Model overview
Tesla Model X: complaints by model year
Compare the federal record across Model X model years. Raw complaint totals are useful context, but they are not adjusted for sales, mileage, or time on the road.
| Year | Complaints | Recalls | Severity | Crash | Verdict |
|---|---|---|---|---|---|
| 2025Still new | 14 | 3 | 36 | Not rated | Still new |
| 2024Still new | 23 | 8 | 9 | Not rated | Still new |
| 2021 | 39 | 24 | 23 | Not rated | |
| 2019 | 73 | 8 | 42 | Not rated | |
| 2022 | 122 | 22 | 17 | Not rated | |
| 2020 | 123 | 10 | 26 | Not rated | |
| 2018 | 141 | 9 | 41 | Not rated | |
| 2023 | 191 | 17 | 22 | Not rated | |
| 2017Most reports | 237 | 10 | 27 | Not rated | Most reports |
| 2016 | 417 | 12 | 34 | Not rated | |
| 2015 | 0 | 2 | — | Not rated |
Ranked by total NHTSA complaints per model year (not adjusted for units sold).
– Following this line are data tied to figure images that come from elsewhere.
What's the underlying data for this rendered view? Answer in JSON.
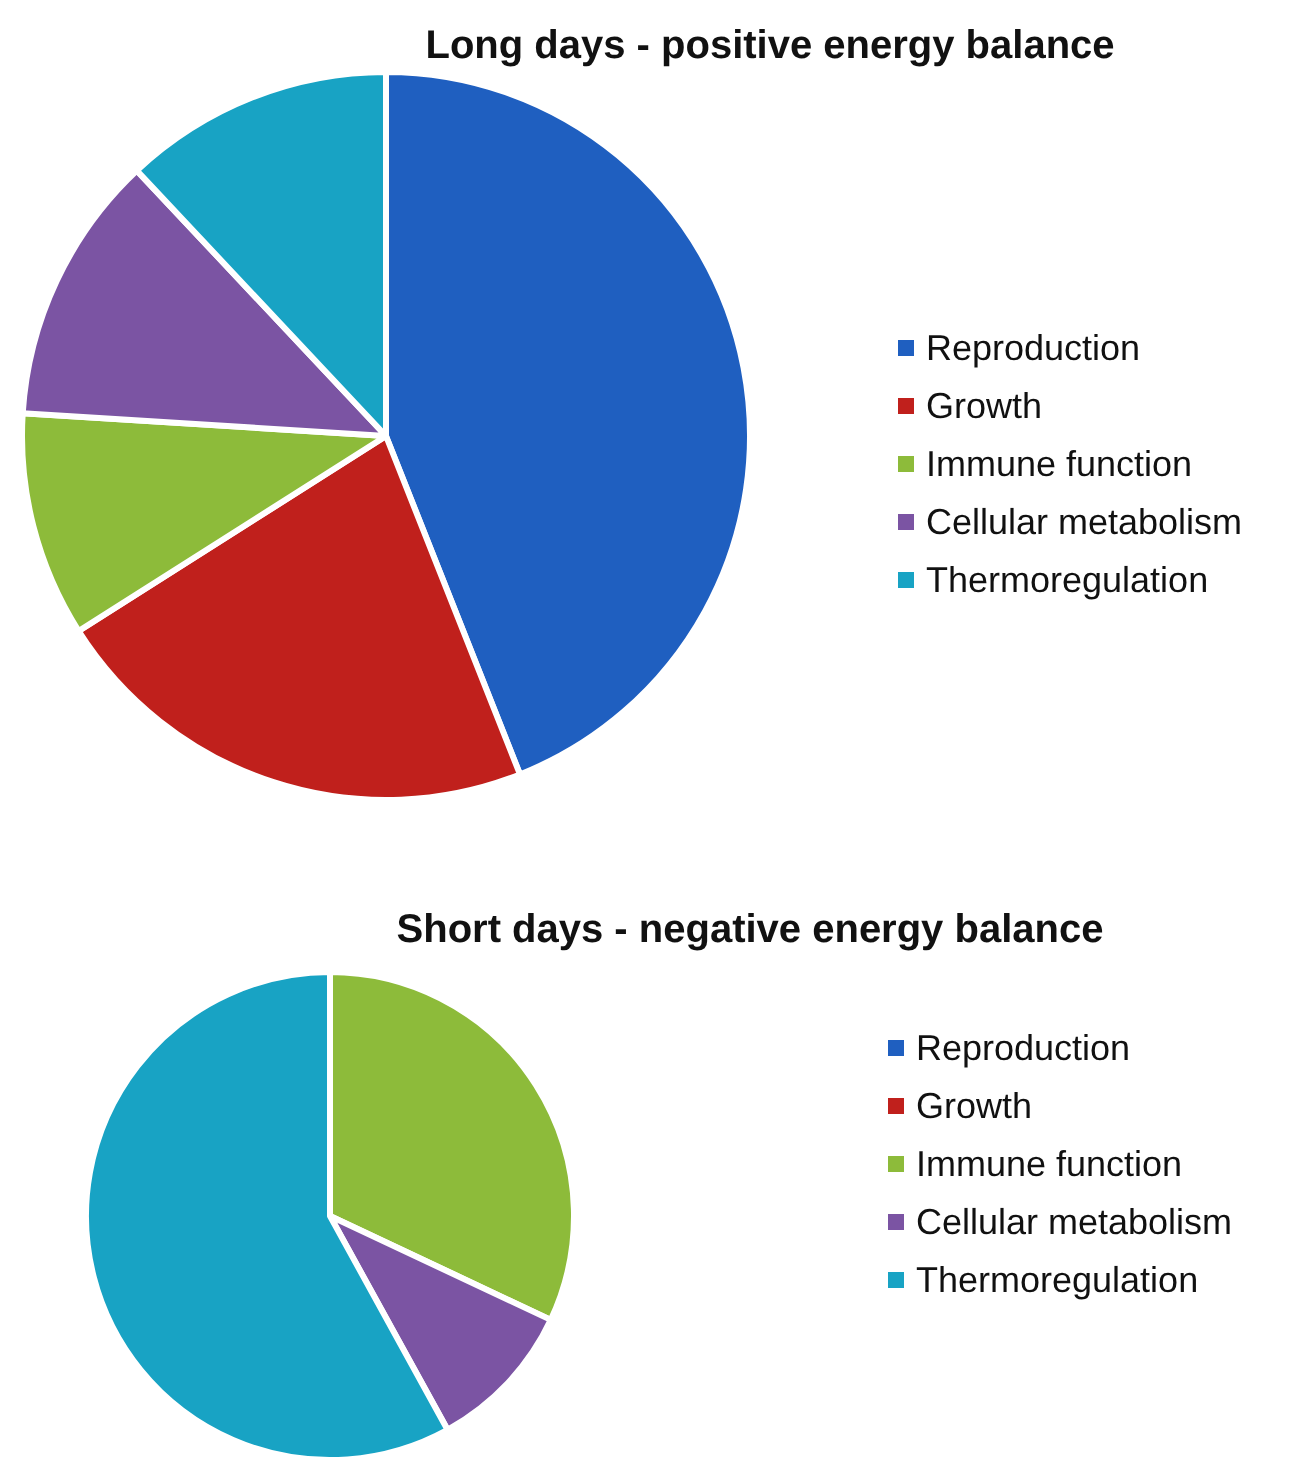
{
  "chart_data": [
    {
      "type": "pie",
      "title": "Long days - positive energy balance",
      "categories": [
        "Reproduction",
        "Growth",
        "Immune function",
        "Cellular metabolism",
        "Thermoregulation"
      ],
      "values": [
        44,
        22,
        10,
        12,
        12
      ],
      "colors": [
        "#1f5fc0",
        "#c0201c",
        "#8dbb3a",
        "#7b54a3",
        "#18a3c4"
      ],
      "legend": "right"
    },
    {
      "type": "pie",
      "title": "Short days - negative energy balance",
      "categories": [
        "Reproduction",
        "Growth",
        "Immune function",
        "Cellular metabolism",
        "Thermoregulation"
      ],
      "values": [
        0,
        0,
        32,
        10,
        58
      ],
      "colors": [
        "#1f5fc0",
        "#c0201c",
        "#8dbb3a",
        "#7b54a3",
        "#18a3c4"
      ],
      "legend": "right"
    }
  ]
}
A zero means no owner reports in the current NHTSA data, not that the car is problem-free. "Severity" is a harm-weighted index of those complaints — higher means a greater share involved crashes, fires or injuries. Complaint-volume percentiles vs. segment peers are computed separately and appear on each year's page. Complaints pile up over a car's life, so the last few model years look quiet mostly because they have had less road time — we mark them "still new" rather than treating them as lower-complaint standouts.
1 model year show zero owner complaints in the current NHTSA data. That can reflect low reporting volume, not a clean bill of health: 2015.